Choose 2 of the following to answer in as much detail as possible. Please be sure to number your answers.  

1. Discuss and describe in detail the different categories of viral vectors. Discuss when and how they are used in gene therapy and the advantages and/or disadvantages of each.
2. Discuss the importance of drug interactions due to cytochrome P450 isozymes and the implications for gene therapy. Give specific examples!
3. Discuss in detail genome editing. Includes the engineered nucleases used and their use in NHEJ or HDR. Also include how each is currently used in gene/cell therapies.

 

1) Categories of viral vectors

• lentiviral vectors
• retroviral vectors
• adenoviral vectors
• herpes simplex vectors
• chimeric vectors

2)

• production of cholesterol, steroids, prostacyclins.
• detoxification of foreign chemicals
• metabolism of drugs
• contain heme pigment

3)

Genome editing is a type of genetic engineering. The engineered nucleases used are;

• zinc finger nucleases(ZFNs)
• transcription activator like effector nucleases (TALENs)
• Enineered meganucleases

Step-by-step explanation

1) The categories of viral vectors are;

1. Lentiviral vectors - types of retrovirus that are able to integrate into non-dividing cells and do not require mitotic cell division for their functioning. They are used in gene therapy when, the genome enters the cell DNA via reverse transcription and is incorporated in a random position. The advantage of this in gene therapy is that it demonstrates low negative consequences. The disadvantage of this is that it leads to cellular function disturbance which can lead to cancer.
2. Retroviral vectors - they integrate the genome of the infected cell in stable and permanent fashion. Reverse transcriptase in the virus allows integration into the host genome. Examples are replication-defective and replication competent. The practice allows several rounds of replication through coding. It is disadvantage in the way that some cells such as neurons are resistant to the effect of retroviral vectors.
3. Adenoviral vectors - they can deliver range of actions and able to deliver nucleic acids to both diving and non-dividing cells. They have a beneficial properties to gene therapy that are effective with limited negative effects. However, the utility of this type of vector is significantly limited by its restricted capacity of DNA.
4. Herpes simplex vectors - has ability to deliver large scale quantities of exogenous DNA. The primary concerns with the use of herpes simplex virus to deliver genetic material are cytotoxicity and the maintenance of transgene expression.
5. Chimeric vectors - combines the properties of several types to manipulate the advantages and disadvantages of the vectors. Use at present but are promising solution for the future solution for the future when their properties have been established further.

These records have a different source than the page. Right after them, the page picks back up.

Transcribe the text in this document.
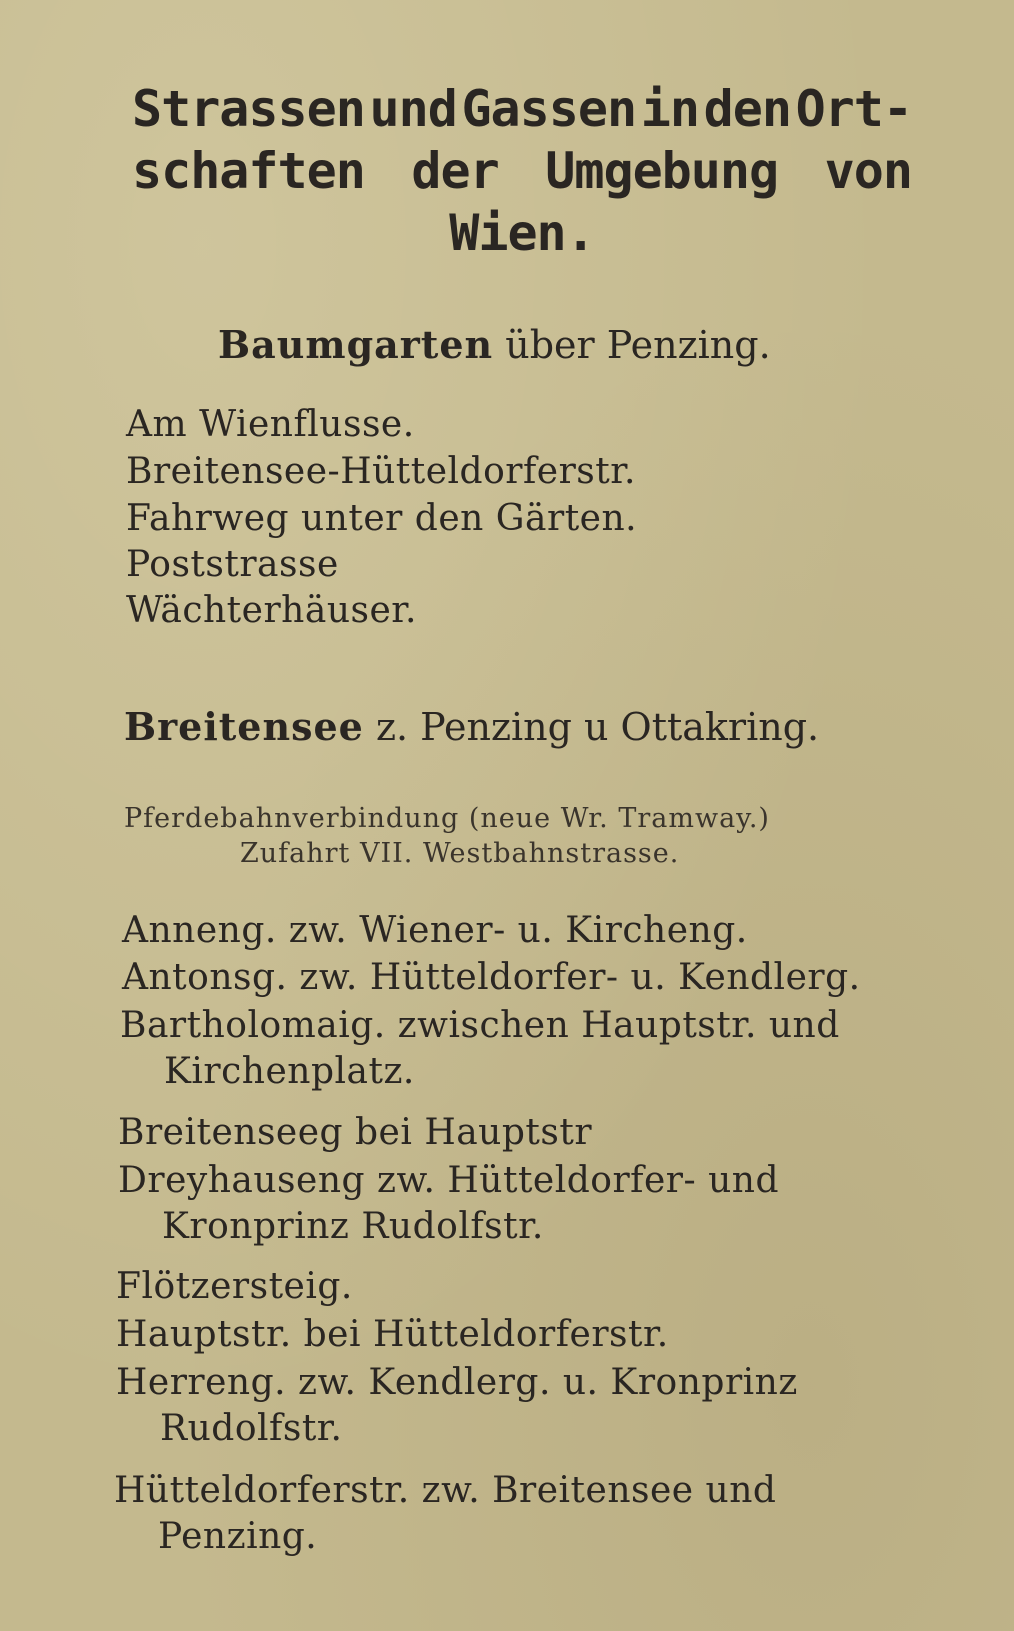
Strassen und Gassen in den Ort-
schaften der Umgebung von
Wien.
Baumgarten über Penzing.
Am Wienflusse.
Breitensee-Hütteldorferstr.
Fahrweg unter den Gärten.
Poststrasse
Wächterhäuser.
Breitensee z. Penzing u Ottakring.
Pferdebahnverbindung (neue Wr. Tramway.)
Zufahrt VII. Westbahnstrasse.
Anneng. zw. Wiener- u. Kircheng.
Antonsg. zw. Hütteldorfer- u. Kendlerg.
Bartholomaig. zwischen Hauptstr. und
Kirchenplatz.
Breitenseeg bei Hauptstr
Dreyhauseng zw. Hütteldorfer- und
Kronprinz Rudolfstr.
Flötzersteig.
Hauptstr. bei Hütteldorferstr.
Herreng. zw. Kendlerg. u. Kronprinz
Rudolfstr.
Hütteldorferstr. zw. Breitensee und
Penzing.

2) The importance of drug interractions due to cytochrome P450

1. They are essential enzymes for the production of cholesterol, steroids, prostacyclins and thromboxane in the body.
2. The are necessary for the detoxification of foreign chemicals that may cause toxic to the body.
3. They are also involved in metabolism of drugs in the human body.
4. They contain heme pigment that absorbs light at wavelength of 450nm when exposed to carbon monoxide.

The implication of gene therapy are;

1. the new gene might be inserted in the wrong location in the DNA which might cause harmful mutations to the DNA or even cancer.
2. Affects the development of a fetus in unexpected ways.

3)

Genome editing is a type of genetic engineering which DNA is inserted, deleted, modified or replaced in genome of a living organism. Genome editing with engineered nucleases i.e all the three major classes of these enzymes;

1. zinc finger nucleases(ZFNs)
2. transcription activator like effector nucleases (TALENs)
3. Enineered meganucleases

Common methods such editing used in engineered nucleases creates site-specific double-strand breaks at the desired locations in the genome. The induced double-strand breaks are repaired through non-homologous end joining resulting in target mutations.

• ZFNs are generated by fusing a zinc finger DNA-binding domain to a DNA-cleavage domain. Can be used to alter genomes of higher organisms.
• TALENs have been used to introduce specific human somatic and pluripotent stem cells using double-stranded donor templates.
• Engineered meganucleases are used to replace, eliminate or modify sequences in a highly targeted way.